We have a lot on our plate
There would seem to have been a singular absence of inspiration in the framing of some of the regulations under the Motor Vehicles Act. The old method of identification of a vehicle is to be discarded. The number plates of motor cars are in future to bear without exception the letters "NZ" as an introduction to the numerals. It is to be presumed that these familiar letters are not intended to have a merely decorative value, but what useful purpose they are expected to serve has not yet been satisfactorily indicated. They will not assist identification; — in fact, placed in front of numerals to the number perhaps of five, they will only make identification the more difficult. Police officials are understood to prefer some mark indicative of the district in which the car is registered, and motorists apparently take the view that the most suitable plan would be to prefix to the registration number letters indicative of the police district in which the car is owned.
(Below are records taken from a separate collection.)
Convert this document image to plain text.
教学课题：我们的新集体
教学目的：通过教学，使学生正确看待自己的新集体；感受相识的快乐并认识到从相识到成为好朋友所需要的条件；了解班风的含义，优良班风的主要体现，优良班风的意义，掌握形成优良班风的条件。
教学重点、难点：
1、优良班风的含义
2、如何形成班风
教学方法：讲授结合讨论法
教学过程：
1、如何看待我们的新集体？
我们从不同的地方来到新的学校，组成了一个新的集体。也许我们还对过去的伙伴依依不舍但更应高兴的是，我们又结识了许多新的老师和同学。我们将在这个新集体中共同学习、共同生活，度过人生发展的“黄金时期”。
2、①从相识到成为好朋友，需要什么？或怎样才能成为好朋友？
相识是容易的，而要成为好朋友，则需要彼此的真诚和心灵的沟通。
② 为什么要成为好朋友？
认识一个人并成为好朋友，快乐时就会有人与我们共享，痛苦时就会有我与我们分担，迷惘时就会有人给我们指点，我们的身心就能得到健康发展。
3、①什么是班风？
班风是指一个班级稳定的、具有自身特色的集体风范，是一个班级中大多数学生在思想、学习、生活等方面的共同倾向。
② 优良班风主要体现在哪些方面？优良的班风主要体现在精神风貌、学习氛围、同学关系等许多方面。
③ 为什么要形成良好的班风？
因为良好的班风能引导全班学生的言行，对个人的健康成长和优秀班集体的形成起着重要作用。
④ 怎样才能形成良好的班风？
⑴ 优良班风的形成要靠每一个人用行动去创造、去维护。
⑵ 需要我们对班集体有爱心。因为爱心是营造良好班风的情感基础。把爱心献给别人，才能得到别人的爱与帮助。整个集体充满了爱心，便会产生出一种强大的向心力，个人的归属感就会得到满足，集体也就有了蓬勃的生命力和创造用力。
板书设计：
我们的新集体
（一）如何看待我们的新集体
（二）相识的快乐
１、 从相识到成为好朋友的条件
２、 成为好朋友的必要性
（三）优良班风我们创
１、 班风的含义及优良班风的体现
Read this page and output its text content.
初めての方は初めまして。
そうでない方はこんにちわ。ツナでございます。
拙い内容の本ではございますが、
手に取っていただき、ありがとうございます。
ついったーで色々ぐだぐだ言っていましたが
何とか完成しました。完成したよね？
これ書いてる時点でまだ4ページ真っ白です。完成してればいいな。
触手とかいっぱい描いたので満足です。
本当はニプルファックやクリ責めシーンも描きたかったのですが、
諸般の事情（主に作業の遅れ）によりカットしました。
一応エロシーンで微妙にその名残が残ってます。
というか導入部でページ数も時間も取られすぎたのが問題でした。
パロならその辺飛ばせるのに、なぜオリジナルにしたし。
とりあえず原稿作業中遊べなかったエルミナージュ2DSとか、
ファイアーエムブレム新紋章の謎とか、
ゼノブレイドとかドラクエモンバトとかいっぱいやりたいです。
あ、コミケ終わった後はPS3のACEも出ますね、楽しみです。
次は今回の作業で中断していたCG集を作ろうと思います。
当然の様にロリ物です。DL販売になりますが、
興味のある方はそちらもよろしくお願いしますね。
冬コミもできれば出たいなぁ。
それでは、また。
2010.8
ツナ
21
In any case the letters "NZ" on the number plate are obviously superfluous.
— editorial
A pernicious practice
There are evidently some persons in Dunedin whose sense of humour, if so it may be called, is of a most perverted character. The City Fire Brigade received a call to Fingall street, South Dunedin, last night, shortly after 10 o’clock, but on arrival at the locality it was found that the alarm box had been maliciously interfered with. The fatal accident which occurred some years ago, when Fireman Baxter was killed when the brigade was proceeding to what turned out to be a malicious false alarm, would, one would think, prevent any person from again indulging in such a pernicious practice.
Freight wagons derail
A number of trucks, loaded with sulphur for Messrs Kempthorne, Prosser’s works, broke away on the private siding at Burnside on Saturday morning about 7 o’clock and crashed into the dead end. Four of the trucks were derailed and considerably knocked about. The cause of the breakaway is not known.
Keep it rolling
It eases the steering process, when worming in and out of a parking space, to keep the car moving, if only creeping, when tugging at the wheel.